«Já se sabe que, em Portugal, a memória é um luxo dispensável. Um ano é uma eternidade. E a actualidade vive exclusivamente do momento, da frase do dia, do acontecimento imediato, do último escândalo e da indignação fácil que tudo isto suscita. Nada de essencial sobrevive aos diversos tumultos do dia-a-dia. Uns meses mais tarde, depois de alguns inquéritos inúteis, qualquer destes casos bombásticos está morto e enterrado no sossego dos arquivos. A política, como tudo o resto, não tem passado.
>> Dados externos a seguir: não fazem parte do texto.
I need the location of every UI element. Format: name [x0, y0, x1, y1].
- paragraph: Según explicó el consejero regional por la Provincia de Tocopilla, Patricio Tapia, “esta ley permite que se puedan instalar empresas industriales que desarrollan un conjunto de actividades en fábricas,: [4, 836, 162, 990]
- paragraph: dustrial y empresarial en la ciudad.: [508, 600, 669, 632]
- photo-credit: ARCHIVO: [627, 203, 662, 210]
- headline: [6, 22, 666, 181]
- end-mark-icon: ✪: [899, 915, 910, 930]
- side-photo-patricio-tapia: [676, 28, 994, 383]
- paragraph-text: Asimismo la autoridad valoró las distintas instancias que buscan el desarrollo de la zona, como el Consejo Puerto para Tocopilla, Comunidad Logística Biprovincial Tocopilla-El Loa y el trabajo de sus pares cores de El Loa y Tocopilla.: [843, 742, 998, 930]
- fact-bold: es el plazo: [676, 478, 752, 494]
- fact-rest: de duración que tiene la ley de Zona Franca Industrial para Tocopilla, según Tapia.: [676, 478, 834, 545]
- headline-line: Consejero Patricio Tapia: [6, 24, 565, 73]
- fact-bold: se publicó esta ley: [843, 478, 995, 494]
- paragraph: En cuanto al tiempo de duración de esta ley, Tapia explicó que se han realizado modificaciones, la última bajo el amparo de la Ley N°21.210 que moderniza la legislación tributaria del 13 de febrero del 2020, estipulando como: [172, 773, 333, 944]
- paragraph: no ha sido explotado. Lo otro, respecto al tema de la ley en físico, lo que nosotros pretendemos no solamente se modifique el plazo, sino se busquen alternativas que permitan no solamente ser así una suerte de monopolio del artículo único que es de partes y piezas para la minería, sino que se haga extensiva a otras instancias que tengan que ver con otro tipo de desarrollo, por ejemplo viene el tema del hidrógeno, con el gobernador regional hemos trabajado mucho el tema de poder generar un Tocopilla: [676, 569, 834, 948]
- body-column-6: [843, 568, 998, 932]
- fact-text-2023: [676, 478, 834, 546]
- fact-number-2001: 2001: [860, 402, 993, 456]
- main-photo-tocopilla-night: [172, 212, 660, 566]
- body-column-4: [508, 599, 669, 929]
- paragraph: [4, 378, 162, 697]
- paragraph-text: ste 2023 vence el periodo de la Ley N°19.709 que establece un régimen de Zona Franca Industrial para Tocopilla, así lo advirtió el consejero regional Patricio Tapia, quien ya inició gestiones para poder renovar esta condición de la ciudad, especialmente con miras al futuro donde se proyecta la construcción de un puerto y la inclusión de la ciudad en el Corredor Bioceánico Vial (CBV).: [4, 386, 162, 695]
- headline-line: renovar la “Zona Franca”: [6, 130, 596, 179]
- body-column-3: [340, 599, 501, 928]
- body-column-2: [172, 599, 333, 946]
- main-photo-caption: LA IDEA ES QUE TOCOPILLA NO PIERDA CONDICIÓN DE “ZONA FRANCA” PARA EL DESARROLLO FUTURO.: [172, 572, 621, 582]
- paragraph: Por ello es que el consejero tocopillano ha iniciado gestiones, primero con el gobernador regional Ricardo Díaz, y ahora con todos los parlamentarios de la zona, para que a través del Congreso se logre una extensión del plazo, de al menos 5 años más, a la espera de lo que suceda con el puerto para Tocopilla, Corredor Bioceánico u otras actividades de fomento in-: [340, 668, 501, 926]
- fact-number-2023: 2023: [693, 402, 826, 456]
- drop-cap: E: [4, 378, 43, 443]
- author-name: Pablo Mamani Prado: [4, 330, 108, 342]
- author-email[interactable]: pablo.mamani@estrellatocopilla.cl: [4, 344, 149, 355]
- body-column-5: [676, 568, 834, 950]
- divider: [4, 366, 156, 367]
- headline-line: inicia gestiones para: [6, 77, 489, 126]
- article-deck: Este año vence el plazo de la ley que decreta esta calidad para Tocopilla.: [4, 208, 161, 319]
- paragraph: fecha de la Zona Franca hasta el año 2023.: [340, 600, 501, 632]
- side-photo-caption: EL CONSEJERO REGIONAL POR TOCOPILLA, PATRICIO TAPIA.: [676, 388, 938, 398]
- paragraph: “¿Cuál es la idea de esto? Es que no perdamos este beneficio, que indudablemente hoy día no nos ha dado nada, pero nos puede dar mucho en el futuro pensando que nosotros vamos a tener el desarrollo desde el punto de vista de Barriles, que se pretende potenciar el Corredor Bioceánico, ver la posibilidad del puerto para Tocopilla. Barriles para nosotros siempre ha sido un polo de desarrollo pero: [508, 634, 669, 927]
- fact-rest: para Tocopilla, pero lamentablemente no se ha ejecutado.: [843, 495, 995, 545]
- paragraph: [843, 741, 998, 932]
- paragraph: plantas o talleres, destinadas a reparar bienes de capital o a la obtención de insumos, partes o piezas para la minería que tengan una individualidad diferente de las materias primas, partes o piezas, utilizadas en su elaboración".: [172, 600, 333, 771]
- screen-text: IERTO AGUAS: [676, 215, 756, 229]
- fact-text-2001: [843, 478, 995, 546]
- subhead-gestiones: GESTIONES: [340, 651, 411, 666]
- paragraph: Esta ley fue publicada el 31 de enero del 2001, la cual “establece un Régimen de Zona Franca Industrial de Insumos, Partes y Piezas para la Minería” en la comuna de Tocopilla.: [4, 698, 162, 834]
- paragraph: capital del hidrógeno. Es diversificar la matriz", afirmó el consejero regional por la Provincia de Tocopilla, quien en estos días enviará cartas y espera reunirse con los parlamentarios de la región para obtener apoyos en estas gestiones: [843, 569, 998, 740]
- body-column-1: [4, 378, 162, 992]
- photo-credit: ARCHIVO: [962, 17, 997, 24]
Nasce virgem, todos os dias, pronta a estrear um novo caminho, com novos objectivos que exigem novos anúncios e novas e esfusiantes promessas.
Ainda esta semana, a propósito do QREN (Quadro de Referência Estratégico Nacional), apresentado com pompa e circunstância pelo primeiro-ministro, se viu, mais uma vez, como as velhas e estafadas promessas de sempre se transformam, com uma encenação apropriada, em novos e reluzentes anúncios sobre as prioridades do Governo e o futuro radioso da pátria.
(…)
O Governo insiste na racionalização dos recursos e na necessidade de diminuir a despesa pública, mas recusa-se a ver que, sem o acesso à qualidade, nem a quantidade se consegue manter. Ao fim de vinte e tal anos de fundos europeus e de anúncios sucessivamente ultrapassados, dá ideia que voltámos à estaca zero. E que já perdemos esta última oportunidade que agora supostamente se nos apresenta. A Finlândia do eng. Sócrates, como a Irlanda com que sonhou o eng. Guterres, são miragens, cada vez mais distantes. E quanto mais esta distância aumenta, mais a política de betão do prof. Cavaco Silva deixa de fazer qualquer sentido. Pelo caminho, e feitas as contas, temos, pelo menos, vinte e tal anos perdidos.»
Constança Cunha e Sá, no Público de 19.01.2007, aqui.